神学研究(神学・論文&教義学)

神学・論文 012

2020年6月24日改訂

タケサトズオ

恩寵義認と無条件救済論

​​付 注7 エクレシア(教会)とは何か

 

聖書学001高橋三郎〖洗礼・聖餐の起源と福音

* * * *

人が〔神の前に〕義とされる(=救われる)のは、律法の行い(=自らの行いの正しさ、業績)によるのではなく、ただイエス・キリストの真実によるのだということを知って、私たちもキリスト・イエスを信じました。

(ガラテヤ信徒への手紙 2:6 聖書協会共同訳、2018年。( )、〔 〕内、下線は補足)

* * *

1. 《恩寵義認》-恵みのみによる救い

人は、何によって救済(すくい)にあずかるのか。

自分の善行、宗教的な修養によって救いを獲得するのか(行為義認)。
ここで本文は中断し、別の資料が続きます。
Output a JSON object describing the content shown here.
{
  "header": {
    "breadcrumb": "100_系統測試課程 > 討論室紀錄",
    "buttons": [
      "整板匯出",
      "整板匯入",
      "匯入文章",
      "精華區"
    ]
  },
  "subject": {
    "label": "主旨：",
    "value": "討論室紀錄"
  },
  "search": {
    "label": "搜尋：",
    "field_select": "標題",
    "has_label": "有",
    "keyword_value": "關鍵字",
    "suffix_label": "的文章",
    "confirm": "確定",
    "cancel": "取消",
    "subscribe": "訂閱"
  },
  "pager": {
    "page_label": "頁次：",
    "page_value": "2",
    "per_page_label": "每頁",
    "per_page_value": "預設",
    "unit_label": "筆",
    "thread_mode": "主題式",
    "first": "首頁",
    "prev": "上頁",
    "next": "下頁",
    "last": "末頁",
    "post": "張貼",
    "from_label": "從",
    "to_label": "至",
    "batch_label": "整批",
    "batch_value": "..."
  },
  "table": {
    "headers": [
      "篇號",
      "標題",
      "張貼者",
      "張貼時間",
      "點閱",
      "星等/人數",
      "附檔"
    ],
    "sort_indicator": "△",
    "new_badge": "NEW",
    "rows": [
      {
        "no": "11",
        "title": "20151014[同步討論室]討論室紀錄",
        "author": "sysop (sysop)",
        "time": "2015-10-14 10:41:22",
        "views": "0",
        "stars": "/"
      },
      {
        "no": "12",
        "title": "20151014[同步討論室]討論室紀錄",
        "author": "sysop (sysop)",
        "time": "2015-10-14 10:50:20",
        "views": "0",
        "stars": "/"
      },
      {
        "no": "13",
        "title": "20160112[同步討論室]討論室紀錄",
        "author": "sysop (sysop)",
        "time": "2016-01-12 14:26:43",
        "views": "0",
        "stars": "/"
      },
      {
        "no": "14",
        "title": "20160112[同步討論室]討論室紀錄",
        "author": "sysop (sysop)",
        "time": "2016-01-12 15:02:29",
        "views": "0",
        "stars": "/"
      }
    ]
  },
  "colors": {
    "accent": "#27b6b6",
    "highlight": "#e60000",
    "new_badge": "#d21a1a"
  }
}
それとも、神への「敬虔な信仰」によってか。

人が救われるは人間の側の努力・修養(宗教的な悟りや功徳・功績、洗礼・聖餐等の礼典への参与)としての「信仰」によるのではない。

人はキリストの恩寵(おんちょう)-十字架の真実という圧倒的、絶対的な恵み-によって、救われる(神の前に義(ぎ)とされる)。

また、その恩寵を信じ、受け入れる信仰さえも、神の恵みとして人に与えられる。

​つまり、絶対他力(たりき)による救いである(注1)

これが、恩寵(恵みのみによる救い-《恩寵義認》-の意味するものである

2. 《信仰義認》から《恩寵義認》へ

無教会の先達たちは、「人は、信仰のみによって救われる」との信仰義認論》の徹底を旗印(はたじるし)に戦った(ルターの《宗教改革》の徹底としての、第二の宗教改革)。

そして、「教会組織への加入や聖礼典(サクラメント)への参与は、救いに必要ではない」として、《キリストの福音》を制度教会の枠の外、広い世界に向かって開放した

信仰義認》と《恩寵義認》は、同一の救いの出来事を二つの面から言い表したものである。

つまり、信仰義認》は救済の消息を人間の側から、その信仰に着目して表現したものであり、《恩寵義認》は神・キリストの側から、その恩寵に着目して表現したものである。

(ルター研究所所長・江口再起「宗教改革500年 マルティン・ルター 人生の時の時」参照)

ところが信仰義認》という表現は、人間の《信仰》の側に比重を置くことにより、歴史上、重大な問題を生んだ。

ルターの宗教改革以来、プロテスタント諸教会は《信仰義認論》を中心的な教義(ドグマ)としてきた。しかし制度教会は長らく、この《信仰義認》を誤解してきたのではないか。


ルター以後、多くの制度教会は《信仰義認》の命題を逆転させて、「神に義とされる(救われる)ためには人間の側の正しい信仰が必要である」と誤解し、さらに「正しい信仰とは、正しい教義の体系を受容することである」と二重に誤解した、と考えられるからである。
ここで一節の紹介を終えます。